2024-07-23T19:23:20.595+00:00 #################### mmd[1793]: [Err-ucMetricManager] : Deleting error: pq: database is not accepting commands to avoid wraparound data loss in database "hybridity"
- Verified that web-engine service become and remain "active (running).
# systemctl status web-engine
● web-engine.service - WebEngine
Loaded: loaded (/etc/systemd/system/web-engine.service; enabled; vendor preset: enabled)
Active: active (running) since Tue 2024-07-23 21:20:12 UTC; 8min ago
Process: 17769 ExecStop=/bin/sh -a -c rm -f /var/run/admin/web-engine.date (code=exited, status=0/SUCCESS)
Process: 22303 ExecStartPre=/bin/sh -a -c for i in `seq 1 60`; do if netstat -ntlp 2>&1 | grep -q :8443 ; then sleep 2; continue; else exit 0; fi; done; exit 1 (code=exited, status=0/SUCCESS)
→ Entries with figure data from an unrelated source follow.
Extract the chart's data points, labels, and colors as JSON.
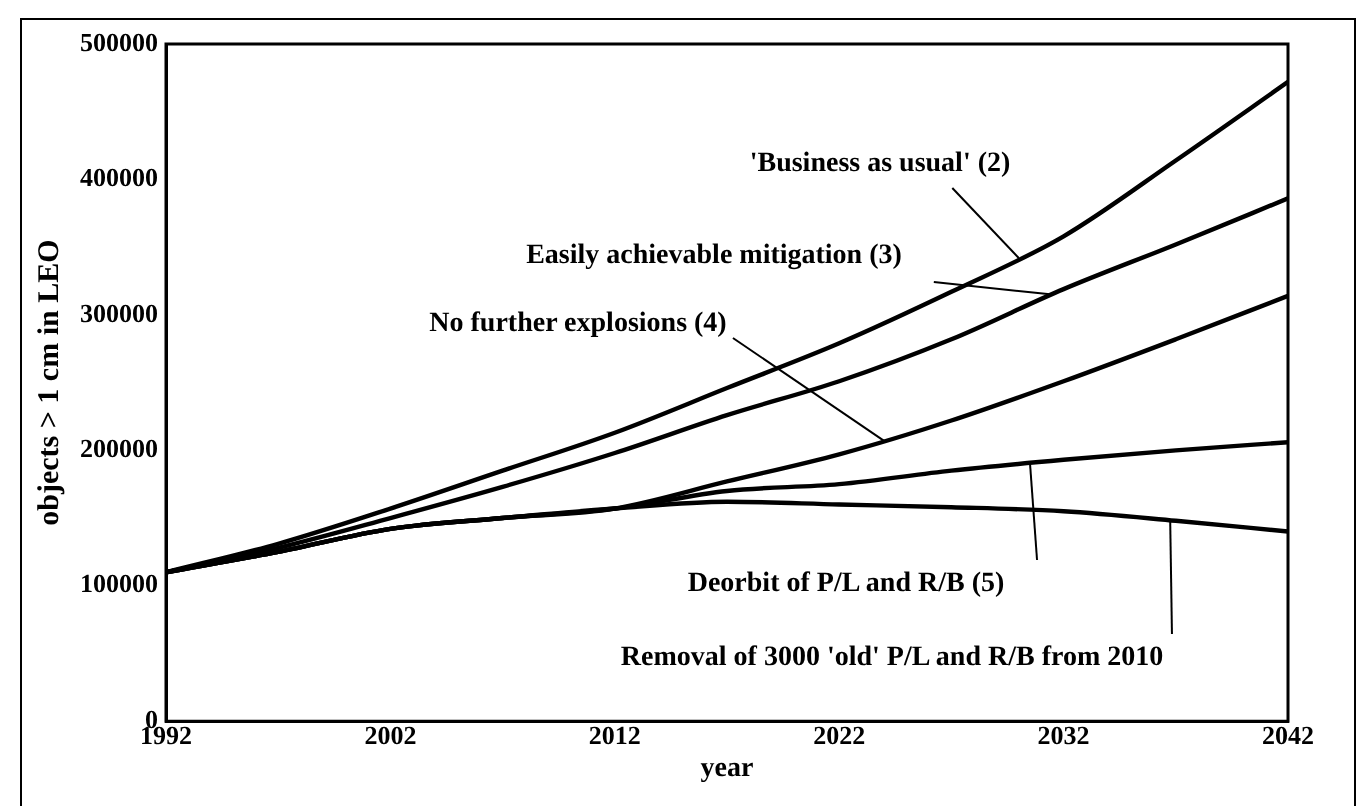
{
  "chart_data": {
    "type": "line",
    "xlabel": "year",
    "ylabel": "objects > 1 cm in LEO",
    "x": [
      1992,
      1997,
      2002,
      2007,
      2012,
      2017,
      2022,
      2027,
      2032,
      2037,
      2042
    ],
    "series": [
      {
        "color": "#000000",
        "values": [
          110000,
          131000,
          157000,
          185000,
          213000,
          246000,
          279000,
          317000,
          358000,
          414000,
          472000
        ]
      },
      {
        "color": "#000000",
        "values": [
          110000,
          128000,
          150000,
          173000,
          198000,
          226000,
          251000,
          282000,
          319000,
          352000,
          386000
        ]
      },
      {
        "color": "#000000",
        "values": [
          110000,
          125000,
          142000,
          150000,
          157000,
          177000,
          197000,
          222000,
          251000,
          282000,
          314000
        ]
      },
      {
        "color": "#000000",
        "values": [
          110000,
          125000,
          142000,
          150000,
          157000,
          170000,
          175000,
          185000,
          193000,
          200000,
          206000
        ]
      },
      {
        "color": "#000000",
        "values": [
          110000,
          125000,
          142000,
          150000,
          157000,
          162000,
          160000,
          158000,
          155000,
          148000,
          140000
        ]
      }
    ],
    "annotations": [
      {
        "text": "'Business as usual' (2)",
        "x": 2030,
        "y": 342000
      },
      {
        "text": "Easily achievable mitigation (3)",
        "x": 2031.5,
        "y": 315000
      },
      {
        "text": "No further explosions (4)",
        "x": 2024,
        "y": 207000
      },
      {
        "text": "Deorbit of P/L and R/B (5)",
        "x": 2030.5,
        "y": 191000
      },
      {
        "text": "Removal of 3000 'old' P/L and R/B from 2010",
        "x": 2036.75,
        "y": 148000
      }
    ],
    "xlim": [
      1992,
      2042
    ],
    "xticks": [
      1992,
      2002,
      2012,
      2022,
      2032,
      2042
    ],
    "ylim": [
      0,
      500000
    ],
    "yticks": [
      0,
      100000,
      200000,
      300000,
      400000,
      500000
    ],
    "grid": false,
    "legend": false,
    "marker": "none",
    "line_style": "solid"
  }
}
Process: 22268 ExecStartPre=/etc/systemd/service-dependency-check.sh postgresdb database-upgrade zookeeper kafka app-engine (code=exited, status=0/SUCCESS)
Main PID: 22309 (sh)
Tasks: 29 (limit: 4915)
Memory: 901.6M
CGroup: /system.slice/web-engine.service
├─22309 /bin/sh -a -c source /opt/vmware/deploy/xstream/get-xstream-whitelist.sh; /usr/java/jre/bin/java -Xmx2048m -Xms2048m -XX:MaxPermSize=512m -XX:+UnlockDiagnosticVMOptions -XX:+LogVMO>
└─22316 /usr/java/jre/bin/java -Xmx2048m -Xms2048m -XX:MaxPermSize=512m -XX:+UnlockDiagnosticVMOptions -XX:+LogVMOutput -XX:LogFile= -Dfile.encoding=UTF-8 -DuseDR2CbasedMigrateToVCA=false >
Jul 23 21:20:11 #################### systemd[1]: Starting WebEngine...
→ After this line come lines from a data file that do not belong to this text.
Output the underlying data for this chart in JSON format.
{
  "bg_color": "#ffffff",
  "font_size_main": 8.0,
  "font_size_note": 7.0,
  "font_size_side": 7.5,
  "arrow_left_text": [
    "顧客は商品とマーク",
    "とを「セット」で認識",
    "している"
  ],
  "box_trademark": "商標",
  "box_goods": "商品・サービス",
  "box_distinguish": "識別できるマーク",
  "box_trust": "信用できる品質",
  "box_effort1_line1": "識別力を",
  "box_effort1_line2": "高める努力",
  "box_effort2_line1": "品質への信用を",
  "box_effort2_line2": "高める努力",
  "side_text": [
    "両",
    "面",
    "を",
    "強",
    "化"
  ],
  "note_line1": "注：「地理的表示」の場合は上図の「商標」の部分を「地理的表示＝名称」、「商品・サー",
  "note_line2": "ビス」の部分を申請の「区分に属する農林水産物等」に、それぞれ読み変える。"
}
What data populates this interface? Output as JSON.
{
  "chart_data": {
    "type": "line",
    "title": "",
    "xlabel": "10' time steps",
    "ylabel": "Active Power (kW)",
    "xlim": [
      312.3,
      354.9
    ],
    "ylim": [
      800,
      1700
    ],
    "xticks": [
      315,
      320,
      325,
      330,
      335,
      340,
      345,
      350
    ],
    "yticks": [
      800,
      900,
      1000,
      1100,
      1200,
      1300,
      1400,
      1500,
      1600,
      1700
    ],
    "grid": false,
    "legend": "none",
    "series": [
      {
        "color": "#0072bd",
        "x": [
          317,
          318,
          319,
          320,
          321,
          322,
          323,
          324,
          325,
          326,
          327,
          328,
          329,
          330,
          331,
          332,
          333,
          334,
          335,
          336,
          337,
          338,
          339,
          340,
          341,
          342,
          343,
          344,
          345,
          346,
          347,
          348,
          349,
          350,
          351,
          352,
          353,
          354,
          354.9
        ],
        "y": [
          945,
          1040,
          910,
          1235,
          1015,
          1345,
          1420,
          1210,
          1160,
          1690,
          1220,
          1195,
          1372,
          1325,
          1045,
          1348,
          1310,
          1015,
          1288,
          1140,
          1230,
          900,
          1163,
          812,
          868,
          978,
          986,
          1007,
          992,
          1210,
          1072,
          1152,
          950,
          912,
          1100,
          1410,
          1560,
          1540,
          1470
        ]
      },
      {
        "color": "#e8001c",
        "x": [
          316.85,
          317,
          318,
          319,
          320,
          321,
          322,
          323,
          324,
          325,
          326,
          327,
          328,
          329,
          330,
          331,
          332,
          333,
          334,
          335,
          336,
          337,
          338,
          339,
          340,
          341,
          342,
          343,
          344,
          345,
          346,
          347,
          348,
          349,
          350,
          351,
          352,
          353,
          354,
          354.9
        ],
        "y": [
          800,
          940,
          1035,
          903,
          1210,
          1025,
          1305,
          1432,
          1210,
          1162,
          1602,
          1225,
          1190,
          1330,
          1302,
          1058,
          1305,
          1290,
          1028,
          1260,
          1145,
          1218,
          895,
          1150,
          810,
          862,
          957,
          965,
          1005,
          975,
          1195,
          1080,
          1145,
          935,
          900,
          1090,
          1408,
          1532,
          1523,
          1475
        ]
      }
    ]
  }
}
Jul 23 21:20:11 #################### service-dependency-check.sh[22268]: localhost:5432 - accepting connections
Jul 23 21:20:11 #################### service-dependency-check.sh[22268]: postgresdb is running.
Jul 23 21:20:11 #################### service-dependency-check.sh[22268]: database-upgrade is running.
Jul 23 21:20:11 #################### service-dependency-check.sh[22268]: zookeeper is running.
Jul 23 21:20:12 #################### service-dependency-check.sh[22268]: kafka is running.
Jul 23 21:20:12 #################### service-dependency-check.sh[22268]: app-engine is running.
Jul 23 21:20:12 #################### systemd[1]: Started WebEngine.
- Verified that appliance-management service "activating (not running)."
# systemctl status appliance-management
● appliance-management.service - Appliance Management
Loaded: loaded (/etc/systemd/system/appliance-management.service; enabled; vendor preset: enabled)
Active: activating (start-pre) since Tue 2024-07-23 21:20:21 UTC; 8min ago
Cntrl PID: 22366 (service-depende)
Tasks: 2 (limit: 4915)
Memory: 476.0K
CGroup: /system.slice/appliance-management.service
├─22366 /bin/bash /etc/systemd/service-dependency-check.sh ignore-service-failures postgresdb zookeeper kafka app-engine web-engine
└─23891 sleep 30
- At this point, the database can no longer accept updates or deletes to the tables. Even a vacuum cannot complete if ran automatically or manually.
hybridity=# VACUUM FULL "Job";
ERROR: database is not accepting commands to avoid wraparound data loss in database "hybridity"
HINT: Stop the postmaster and vacuum that database in single-user mode.
You might also need to commit or roll back old prepared transactions, or drop stale replication slots.
hybridity=#
HCX Appliance-Management was unable to start due DB corruption.
If you experience the above behavior, open a Service Request with VMware by Broadcom Global Support Services and provide the below information.
- Affected HCX-MGR support bundle with DB dump.
- Have there been any power outages or storage issues in the environment?
- When was the issue first experienced? Detail what actions were being performed.
Alternatively, If this is a new deployment with no active Migrations or Network Extensions - Redeploying the affected HCX-MGR will resolve this behavior.